山咲が逃げていったあの非常階段を使って降りようと考えた。
 ナースステーションの前を走り過ぎる。
「!」
 何か様子が変だ。廊下もそうだが、ナースステーションも灯りがついてる。
「君たち! 走らないで、危ないから」
 君たち、というのは私とマミのことだ。
 もしかして、看護師は全員起き上がって、通常の行動に戻っているのだろうか?
 そうだ。床に落ちていた、割れたカチューシャは?
 私は立ち止まって廊下に目を配る。
「どうしたのキミコ」
「なんか、普通に戻ってる」
 ナースステーションから看護師がボードを持ってこちらに寄ってくる。
「木更津さんよね? 退院の前にここにサインをお願い」
 マミはうなずくと、書面にサインをした。
「後はしたで支払いしていって」
 私とマミは顔を見合わせた。
「どうなってるんだろう」
「?」
 看護師は不思議そうにこちらの顔を見た。
「いえ、なんでもないです」
 これなら非常階段を使って降りる必要はない。
 私達は顔を見合わせ、笑った。
 これなら普通に着替えて、普通に堂々と病院から出ていく事ができる。
 準備が済むと、私たちは入口のオートドアから外に出た。
 マミが〈転送者〉にやられた日と同じように、二人は百葉へ行く新交通の駅に向かった。

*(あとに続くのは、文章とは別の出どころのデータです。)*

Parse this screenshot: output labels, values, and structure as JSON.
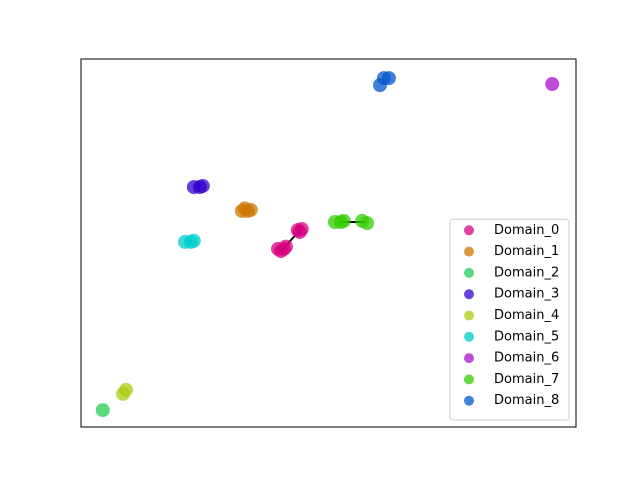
{
  "chart_data": {
    "type": "scatter",
    "xlim": [
      0,
      1
    ],
    "ylim": [
      0,
      1
    ],
    "legend": "lower right",
    "opacity": 0.75,
    "series": [
      {
        "name": "Domain_0",
        "color": "#d6007f",
        "x": [
          0.398,
          0.41,
          0.404,
          0.414,
          0.438,
          0.446,
          0.442
        ],
        "values": [
          0.484,
          0.484,
          0.478,
          0.49,
          0.535,
          0.538,
          0.53
        ]
      },
      {
        "name": "Domain_1",
        "color": "#cc7700",
        "x": [
          0.325,
          0.337,
          0.331,
          0.343
        ],
        "values": [
          0.587,
          0.587,
          0.594,
          0.59
        ]
      },
      {
        "name": "Domain_2",
        "color": "#22cc55",
        "x": [
          0.044
        ],
        "values": [
          0.046
        ]
      },
      {
        "name": "Domain_3",
        "color": "#3300cc",
        "x": [
          0.228,
          0.24,
          0.246
        ],
        "values": [
          0.652,
          0.652,
          0.655
        ]
      },
      {
        "name": "Domain_4",
        "color": "#aacc11",
        "x": [
          0.085,
          0.091
        ],
        "values": [
          0.09,
          0.101
        ]
      },
      {
        "name": "Domain_5",
        "color": "#00cccc",
        "x": [
          0.21,
          0.222,
          0.228
        ],
        "values": [
          0.503,
          0.503,
          0.506
        ]
      },
      {
        "name": "Domain_6",
        "color": "#aa11cc",
        "x": [
          0.952
        ],
        "values": [
          0.932
        ]
      },
      {
        "name": "Domain_7",
        "color": "#33cc00",
        "x": [
          0.513,
          0.525,
          0.531,
          0.568,
          0.578
        ],
        "values": [
          0.557,
          0.557,
          0.56,
          0.56,
          0.554
        ]
      },
      {
        "name": "Domain_8",
        "color": "#0055cc",
        "x": [
          0.604,
          0.612,
          0.622
        ],
        "values": [
          0.929,
          0.948,
          0.948
        ]
      }
    ]
  }
}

 駅に入ると、静かに無人運転で二両編成の列車がやってくる。
 最初の何駅かは立っていたが、例によって乗っている人が私とマミだけになってしまった。
「怖くない?」
 私は〈転送者〉に襲われたときのことを思い出していた。
「あっ…… あの時と同じ?」
 私は慌てて口にてをやった。
「大丈夫だよ。気にしてないから」
 マミは私に近づくように座り直した。
「怖くない訳じゃないけど」
「私が…… 私が守るから」
 私も少しマミに寄って座り直した。
「お願いね」
 肩にほおをのせて、上目遣いにこっちを見てくる。
 さ、誘っているのか……
『魔除けのチューして』
『えっ?』
 マミが目を閉じて、口をとんがらせる。
『意地悪ぅ』
『だから、それって何?』
『なんでもいいでしょ? チューしてよ、チュー』
 頭を肩に乗せてきているのと同時に、こっちの腕をぎゅっと胸に押し当てるから、感触でぼーっとしてくる。
『ちゅ、チュー?』
 私も目をつむって唇を近づける。
 唇が触れたか、と思った瞬間。
『キミコがするのに、キミコも目をつむってるの?』
 触れたのはマミの指だった。
『えっ、マミがキスしてって言うから』
『キミコ、バッチリ目を開いててよ』
 マミは頭を上げて私の正面に向かっていた。
『!』
 鼻が当たらないよう、すこし顔を傾けて、マミがキスしてきた。
 お互い、目を開けたまま。
 お互いの唇を軽く噛むように触れ合った後、マミが舌を絡めてきた。
 キスは食べ物じゃないけど、味わったことのない食感だった。
 私の興奮は頂点に向かって急上昇を始めた。
 片腕をマミの背中に回し、ギュッと体を引き寄せる。
 もう一方の手は…… 手は……
「キミコ!」
「へっ?」
 ペチッと手を叩かれた。
「この手は?」
 柔らかくて優しい曲線の上に置かれた自分の手を確認する。
「あっ、ご、ゴメン」
 いつの間にか妄想全開になっていた。
 慌てて手を引く…… とみせかけて。
「あっ…… ちょっと!」
 ちゃんと意識をもって感触を味わっておきたかった。